L’intervento è stato possibile grazie a una delle gru più grandi d’Italia, portata qui per l'occasione, con un procedimento durato un paio di ore che ha tenuto con il fiato sospeso i tanti medollesi giunti sotto alla chiesa per vedere cosa accadeva.
La cella campanaria venne rimossa dai vigili del fuoco all'indomani del sisma 2012. Aveva resistito alle scosse, ma, sarebbe stato più sicuro metterla a terra. Restaurata e privata della pesante guglia, ora è tornata al suo posto.
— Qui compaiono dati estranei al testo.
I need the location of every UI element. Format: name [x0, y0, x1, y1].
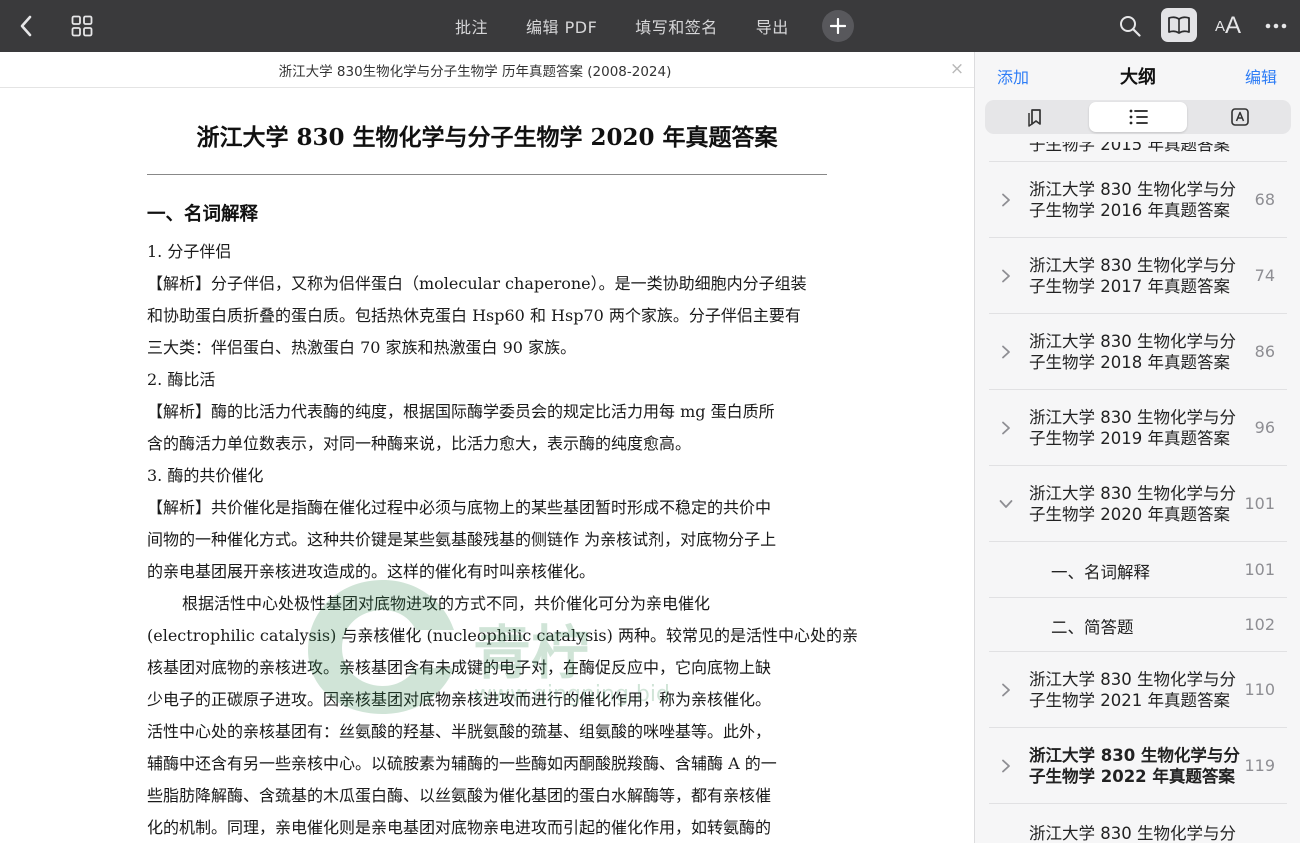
- outline-item[interactable]: 浙江大学 830 生物化学与分 子生物学 2016 年真题答案 68: [989, 162, 1287, 238]
- document-viewer[interactable]: 浙江大学 830生物化学与分子生物学 历年真题答案 (2008-2024) × …: [0, 52, 974, 843]
- text-line: 【解析】共价催化是指酶在催化过程中必须与底物上的某些基团暂时形成不稳定的共价中: [147, 498, 772, 517]
- text-line: 2. 酶比活: [147, 370, 216, 389]
- outline-item-expanded[interactable]: 浙江大学 830 生物化学与分 子生物学 2020 年真题答案 101: [989, 466, 1287, 542]
- outline-subitem[interactable]: 一、名词解释 101: [989, 542, 1287, 598]
- plus-icon[interactable]: [822, 10, 854, 42]
- outline-item[interactable]: 浙江大学 830 生物化学与分: [989, 804, 1287, 843]
- outline-item-line1: 浙江大学 830 生物化学与分: [1029, 746, 1240, 765]
- menu-export[interactable]: 导出: [756, 14, 789, 38]
- outline-item-page: 119: [1244, 756, 1275, 775]
- menu-edit-pdf[interactable]: 编辑 PDF: [526, 14, 597, 38]
- document-tab[interactable]: 浙江大学 830生物化学与分子生物学 历年真题答案 (2008-2024) ×: [0, 52, 974, 88]
- text-line: 少电子的正碳原子进攻。因亲核基团对底物亲核进攻而进行的催化作用，称为亲核催化。: [147, 690, 772, 709]
- document-tab-title: 浙江大学 830生物化学与分子生物学 历年真题答案 (2008-2024): [278, 63, 672, 80]
- text-line: 化的机制。同理，亲电催化则是亲电基团对底物亲电进攻而引起的催化作用，如转氨酶的: [147, 818, 772, 837]
- text-line: 含的酶活力单位数表示，对同一种酶来说，比活力愈大，表示酶的纯度愈高。: [147, 434, 692, 453]
- tab-outline[interactable]: [1089, 102, 1187, 132]
- outline-subitem-label: 二、简答题: [1051, 618, 1134, 637]
- text-box-icon: [1231, 108, 1249, 126]
- outline-item[interactable]: 浙江大学 830 生物化学与分 子生物学 2019 年真题答案 96: [989, 390, 1287, 466]
- text-line: 三大类：伴侣蛋白、热激蛋白 70 家族和热激蛋白 90 家族。: [147, 338, 577, 357]
- menu-fill-sign[interactable]: 填写和签名: [635, 14, 718, 38]
- outline-item-page: 74: [1254, 266, 1275, 285]
- text-line: 根据活性中心处极性基团对底物进攻的方式不同，共价催化可分为亲电催化: [182, 594, 711, 613]
- outline-item-page: 101: [1244, 494, 1275, 513]
- text-size-small: A: [1214, 17, 1225, 35]
- sidebar-segmented-control: [985, 100, 1291, 134]
- text-line: 辅酶中还含有另一些亲核中心。以硫胺素为辅酶的一些酶如丙酮酸脱羧酶、含辅酶 A 的…: [147, 754, 777, 773]
- outline-item-line2: 子生物学 2019 年真题答案: [1029, 429, 1230, 448]
- page-title: 浙江大学 830 生物化学与分子生物学 2020 年真题答案: [196, 124, 778, 151]
- text-line: 活性中心处的亲核基团有：丝氨酸的羟基、半胱氨酸的巯基、组氨酸的咪唑基等。此外，: [147, 722, 772, 741]
- list-icon: [1129, 109, 1148, 125]
- outline-item-line2: 子生物学 2018 年真题答案: [1029, 353, 1230, 372]
- outline-item-line2: 子生物学 2016 年真题答案: [1029, 201, 1230, 220]
- outline-item-label: 浙江大学 830 生物化学与分: [1029, 824, 1236, 843]
- outline-sidebar: 添加 大纲 编辑 子生物学 2015 年真题答案 浙江大学 830 生物化学与分…: [974, 52, 1300, 843]
- sidebar-header: 添加 大纲 编辑: [975, 52, 1300, 96]
- outline-item[interactable]: 子生物学 2015 年真题答案: [989, 142, 1287, 162]
- outline-list: 子生物学 2015 年真题答案 浙江大学 830 生物化学与分 子生物学 2016…: [975, 142, 1300, 843]
- outline-subitem-page: 102: [1244, 615, 1275, 634]
- top-toolbar: 批注 编辑 PDF 填写和签名 导出 AA: [0, 0, 1300, 52]
- book-icon[interactable]: [1161, 8, 1197, 42]
- text-line: 的亲电基团展开亲核进攻造成的。这样的催化有时叫亲核催化。: [147, 562, 596, 581]
- outline-item-page: 96: [1254, 418, 1275, 437]
- tab-annotations[interactable]: [1191, 102, 1289, 132]
- chevron-right-icon[interactable]: [999, 269, 1013, 283]
- outline-item-line1: 浙江大学 830 生物化学与分: [1029, 332, 1236, 351]
- outline-subitem[interactable]: 二、简答题 102: [989, 598, 1287, 652]
- text-line: 【解析】分子伴侣，又称为侣伴蛋白（molecular chaperone）。是一…: [147, 274, 807, 293]
- chevron-right-icon[interactable]: [999, 683, 1013, 697]
- outline-item-current[interactable]: 浙江大学 830 生物化学与分 子生物学 2022 年真题答案 119: [989, 728, 1287, 804]
- outline-item-line1: 浙江大学 830 生物化学与分: [1029, 484, 1236, 503]
- outline-item-page: 110: [1244, 680, 1275, 699]
- close-icon[interactable]: ×: [948, 60, 966, 78]
- outline-subitem-page: 101: [1244, 560, 1275, 579]
- outline-item-line1: 浙江大学 830 生物化学与分: [1029, 180, 1236, 199]
- chevron-right-icon[interactable]: [999, 345, 1013, 359]
- chevron-right-icon[interactable]: [999, 759, 1013, 773]
- text-size-icon[interactable]: AA: [1208, 0, 1248, 52]
- outline-item-page: 68: [1254, 190, 1275, 209]
- outline-item[interactable]: 浙江大学 830 生物化学与分 子生物学 2021 年真题答案 110: [989, 652, 1287, 728]
- text-line: 3. 酶的共价催化: [147, 466, 264, 485]
- chevron-right-icon[interactable]: [999, 421, 1013, 435]
- menu-annotate[interactable]: 批注: [455, 14, 488, 38]
- outline-item-line1: 浙江大学 830 生物化学与分: [1029, 670, 1236, 689]
- text-line: 1. 分子伴侣: [147, 242, 232, 261]
- text-line: 些脂肪降解酶、含巯基的木瓜蛋白酶、以丝氨酸为催化基团的蛋白水解酶等，都有亲核催: [147, 786, 772, 805]
- outline-item-line2: 子生物学 2020 年真题答案: [1029, 505, 1230, 524]
- text-line: (electrophilic catalysis) 与亲核催化 (nucleop…: [147, 626, 858, 645]
- chevron-down-icon[interactable]: [999, 497, 1013, 511]
- section-heading: 一、名词解释: [147, 204, 259, 225]
- text-size-big: A: [1225, 12, 1242, 39]
- title-divider: [147, 174, 827, 175]
- text-line: 核基团对底物的亲核进攻。亲核基团含有未成键的电子对，在酶促反应中，它向底物上缺: [147, 658, 772, 677]
- outline-item[interactable]: 浙江大学 830 生物化学与分 子生物学 2018 年真题答案 86: [989, 314, 1287, 390]
- outline-item-line1: 浙江大学 830 生物化学与分: [1029, 256, 1236, 275]
- text-line: 【解析】酶的比活力代表酶的纯度，根据国际酶学委员会的规定比活力用每 mg 蛋白质…: [147, 402, 775, 421]
- outline-item-label: 子生物学 2015 年真题答案: [1029, 142, 1230, 154]
- more-icon[interactable]: [1258, 0, 1294, 52]
- tab-bookmarks[interactable]: [987, 102, 1085, 132]
- body-text: 1. 分子伴侣 【解析】分子伴侣，又称为侣伴蛋白（molecular chape…: [147, 236, 858, 843]
- text-line: 和协助蛋白质折叠的蛋白质。包括热休克蛋白 Hsp60 和 Hsp70 两个家族。…: [147, 306, 801, 325]
- outline-subitem-label: 一、名词解释: [1051, 563, 1150, 582]
- outline-item-page: 86: [1254, 342, 1275, 361]
- bookmarks-icon: [1028, 109, 1041, 127]
- back-chevron-icon[interactable]: [8, 0, 44, 52]
- outline-item-line2: 子生物学 2017 年真题答案: [1029, 277, 1230, 296]
- outline-item-line2: 子生物学 2021 年真题答案: [1029, 691, 1230, 710]
- search-icon[interactable]: [1112, 0, 1148, 52]
- edit-button[interactable]: 编辑: [1245, 64, 1277, 88]
- outline-item-line2: 子生物学 2022 年真题答案: [1029, 767, 1235, 786]
- toolbar-menu: 批注 编辑 PDF 填写和签名 导出: [455, 0, 827, 52]
- chevron-right-icon[interactable]: [999, 193, 1013, 207]
- outline-item[interactable]: 浙江大学 830 生物化学与分 子生物学 2017 年真题答案 74: [989, 238, 1287, 314]
- outline-item-line1: 浙江大学 830 生物化学与分: [1029, 408, 1236, 427]
- text-line: 间物的一种催化方式。这种共价键是某些氨基酸残基的侧链作 为亲核试剂，对底物分子上: [147, 530, 777, 549]
- grid-icon[interactable]: [64, 0, 100, 52]
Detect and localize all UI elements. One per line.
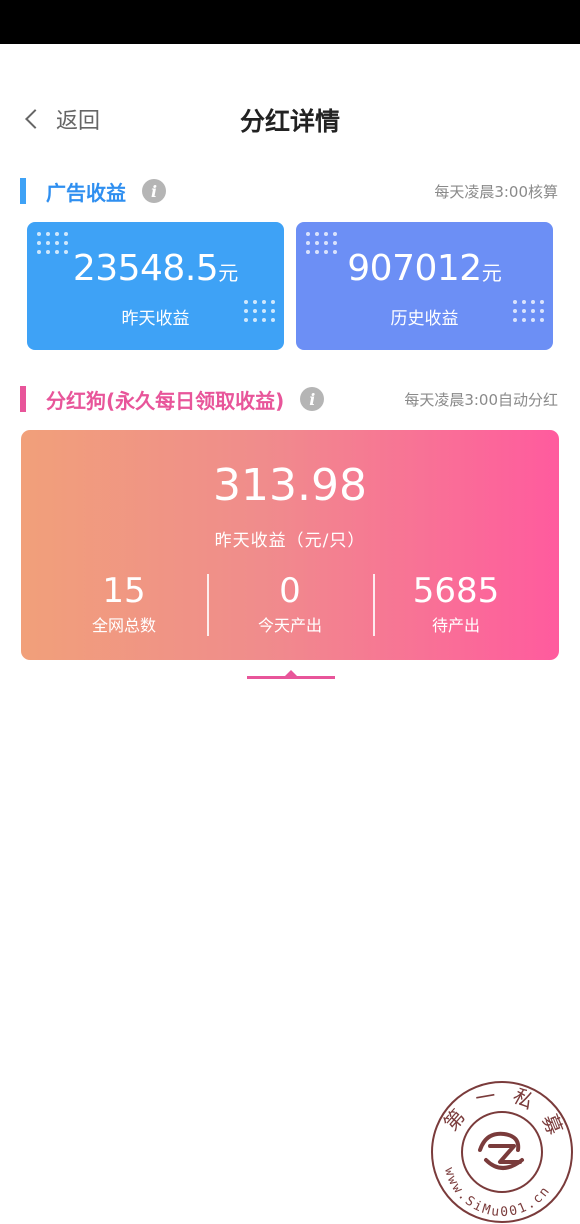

Complessivamente per campanile e chiesa la struttura commissariale regionale ha messo in campo due milioni di euro. Per rientrare nella chiesa dei Santi Senesio e Teopompo, invece, occorrerà aspettare ancora qualche mese. Si sperava di farlo per la prossima Pasqua, ma secondo le valutazioni della Curia si potrà tornare a dir emessa lì nell'autunno 2026. La prossima sarà la chiesa di Camurana. Lì sono appena cominciati i lavori.